Sistem Pembayaran bagi Penyedia
Sistem pembayaran prospektif kapitasi dan CBGs memiliki peran penting dalam
memaksimalkan keterjangkauan dan manfaat untuk semua anggota NHIS (tabel 1).
The nasional jangkauan dan seragam proses di bawah sistem singlepayer bantuan
orang untuk memahami prosedur yang diperlukan untuk perawatan kesehatan mereka.

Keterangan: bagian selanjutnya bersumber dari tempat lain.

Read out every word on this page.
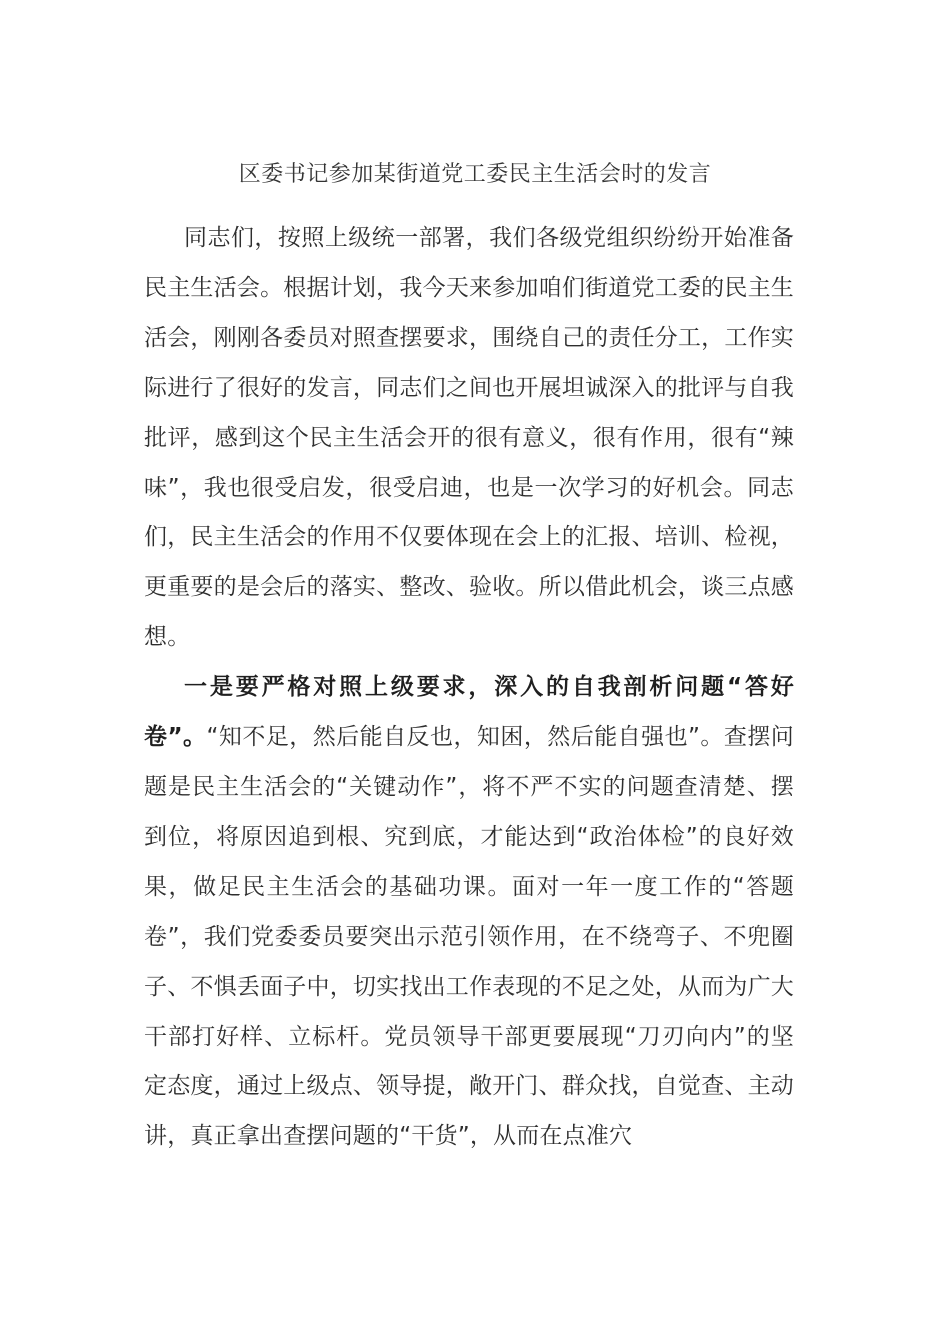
区委书记参加某街道党工委民主生活会时的发言

同志们，按照上级统一部署，我们各级党组织纷纷开始准备民主生活会。根据计划，我今天来参加咱们街道党工委的民主生活会，刚刚各委员对照查摆要求，围绕自己的责任分工，工作实际进行了很好的发言，同志们之间也开展坦诚深入的批评与自我批评，感到这个民主生活会开的很有意义，很有作用，很有“辣味”，我也很受启发，很受启迪，也是一次学习的好机会。同志们，民主生活会的作用不仅要体现在会上的汇报、培训、检视，更重要的是会后的落实、整改、验收。所以借此机会，谈三点感想。

一是要严格对照上级要求，深入的自我剖析问题“答好卷”。“知不足，然后能自反也，知困，然后能自强也”。查摆问题是民主生活会的“关键动作”，将不严不实的问题查清楚、摆到位，将原因追到根、究到底，才能达到“政治体检”的良好效果，做足民主生活会的基础功课。面对一年一度工作的“答题卷”，我们党委委员要突出示范引领作用，在不绕弯子、不兜圈子、不惧丢面子中，切实找出工作表现的不足之处，从而为广大干部打好样、立标杆。党员领导干部更要展现“刀刃向内”的坚定态度，通过上级点、领导提，敞开门、群众找，自觉查、主动讲，真正拿出查摆问题的“干货”，从而在点准穴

Evaluasi kinerja PCP dalam hal kunjungan dan rujukan rasio terkait dengan kapitasi
berbasis kinerja. Sebuah studi tentang efektivitas PCPs menemukan bahwa PCPs
swasta lebih efektif dan efisien daripada PCPs publik (lampiran). Tingkat rata-rata
kunjungan ke klinik swasta dari 154 kunjungan per 1000 anggota per bulan jauh lebih
tinggi daripada penyedia layanan publik, pada 72 kunjungan per 1000 anggota per
bulan. Selain itu, rata-rata rasio rujukan per bulan dari klinik swasta adalah 11% dari
semua pasien per bulan dibandingkan dengan 15% untuk penyedia layanan publik.
Selain itu, untuk klinik swasta, 42% dari arahan adalah untuk tindak lanjut kunjungan
yang tidak menghasilkan peningkatan klaim kapitasi, lagi menunjukkan kualitas yang
lebih baik perawatan oleh penyedia swasta dari penyedia layanan publik.